The Nasdaq-listed e-commerce firm said it will acquire a 46% stake in Jiangsu Five Star Appliance, commonly known as 5Star, from real estate developer Jiayuan International, becoming its second-largest shareholder. Jiayuan, which is also based in Jiangsu province in eastern China, remains the largest shareholder with a 47% stake.
Hooking up with 5Star is the latest move by JD.com, China’s second-largest online retailer by revenue, to build a physical network to compete with larger rival Alibaba, which started extending its online sales through physical stores as early as 2015.
In that year, the Chinese e-commerce giant paid $4.6 billion for a 19.9% in Suning Appliance, the country’s largest electronics retailer, and subsequently bought shopping mall operator Intime Retail for $2.6 billion two years later.
Physical stores are a fast-growing source of revenue for major e-tailers globally, who see it as means to broaden out their ecosystems, keep a lid on shipping costs, and potentially take a bigger bite out of the fashion market, among other things.

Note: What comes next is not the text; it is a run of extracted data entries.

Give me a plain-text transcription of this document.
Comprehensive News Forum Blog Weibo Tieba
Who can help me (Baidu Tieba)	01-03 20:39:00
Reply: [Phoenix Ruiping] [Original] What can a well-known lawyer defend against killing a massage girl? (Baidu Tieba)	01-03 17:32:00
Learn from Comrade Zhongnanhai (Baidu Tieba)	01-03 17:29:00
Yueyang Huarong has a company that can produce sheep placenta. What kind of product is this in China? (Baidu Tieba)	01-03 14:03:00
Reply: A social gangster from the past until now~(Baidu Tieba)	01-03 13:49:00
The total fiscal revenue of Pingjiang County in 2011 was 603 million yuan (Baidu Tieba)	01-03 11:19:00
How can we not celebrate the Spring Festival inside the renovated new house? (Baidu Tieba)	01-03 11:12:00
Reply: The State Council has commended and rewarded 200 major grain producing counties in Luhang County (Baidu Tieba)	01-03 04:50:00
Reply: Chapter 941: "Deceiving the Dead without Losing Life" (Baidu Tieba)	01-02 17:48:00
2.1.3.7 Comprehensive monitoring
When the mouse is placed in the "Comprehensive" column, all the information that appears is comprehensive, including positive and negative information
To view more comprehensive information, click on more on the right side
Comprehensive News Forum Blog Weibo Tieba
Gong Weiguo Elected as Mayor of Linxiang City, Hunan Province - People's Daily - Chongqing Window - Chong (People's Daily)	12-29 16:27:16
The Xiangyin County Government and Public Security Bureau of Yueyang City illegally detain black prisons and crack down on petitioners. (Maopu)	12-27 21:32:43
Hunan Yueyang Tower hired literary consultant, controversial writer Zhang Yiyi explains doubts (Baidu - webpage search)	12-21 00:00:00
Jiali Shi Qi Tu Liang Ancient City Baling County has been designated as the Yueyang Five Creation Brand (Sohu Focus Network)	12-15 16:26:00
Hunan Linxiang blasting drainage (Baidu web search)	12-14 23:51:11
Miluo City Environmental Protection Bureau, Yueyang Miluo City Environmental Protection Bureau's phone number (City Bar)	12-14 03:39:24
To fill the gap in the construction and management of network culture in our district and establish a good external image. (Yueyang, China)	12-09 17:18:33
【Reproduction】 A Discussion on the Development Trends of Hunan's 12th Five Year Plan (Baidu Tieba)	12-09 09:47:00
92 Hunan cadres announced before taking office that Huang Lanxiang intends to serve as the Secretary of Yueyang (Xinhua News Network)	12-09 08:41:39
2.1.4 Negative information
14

US giant Amazon, for example, last year launched its brand of cashier-les grocery store – Amazon Go – having bought Wholefoods in 2017.
By comparison, JD.com started building its physical network in 2017 and has been expanding only under its own brand, so progress has been much slower.
It appears to be a win-win situation for both JD.com and 5Star. While the e-commerce giant can tap into 5Star’s existing network, the Jiangsu-based retailer can also use JD’s powerful online sales channels to diversify its sales.
For JD.com, 5Star is arguably the best choice available. That's because Alibaba has already partnered with Suning Appliance and the outlook of Gome Electrical Appliances, another major electronics retailer, remains uncertain with its founder imprisoned until 2021. Huang Guangyu, who founded Gome at the age of 36, was sent to jail in 2010 for market manipulation.
As of the end of last year, Suning was China’s largest non-internet electronics retailer with a 17.5% market share, followed by Gome at 9%, according to China Testing & Inspection Institute for Household Electric Appliances, a think tank under the central government. 5Star was the third-largest with a 2% market share.
5Star operates 220 electronics stores across seven provinces, mostly in the eastern coastal areas of China. It is gradually expanding its presence in southwestern China, including the provinces of Sichuan, Yunnan and Henan.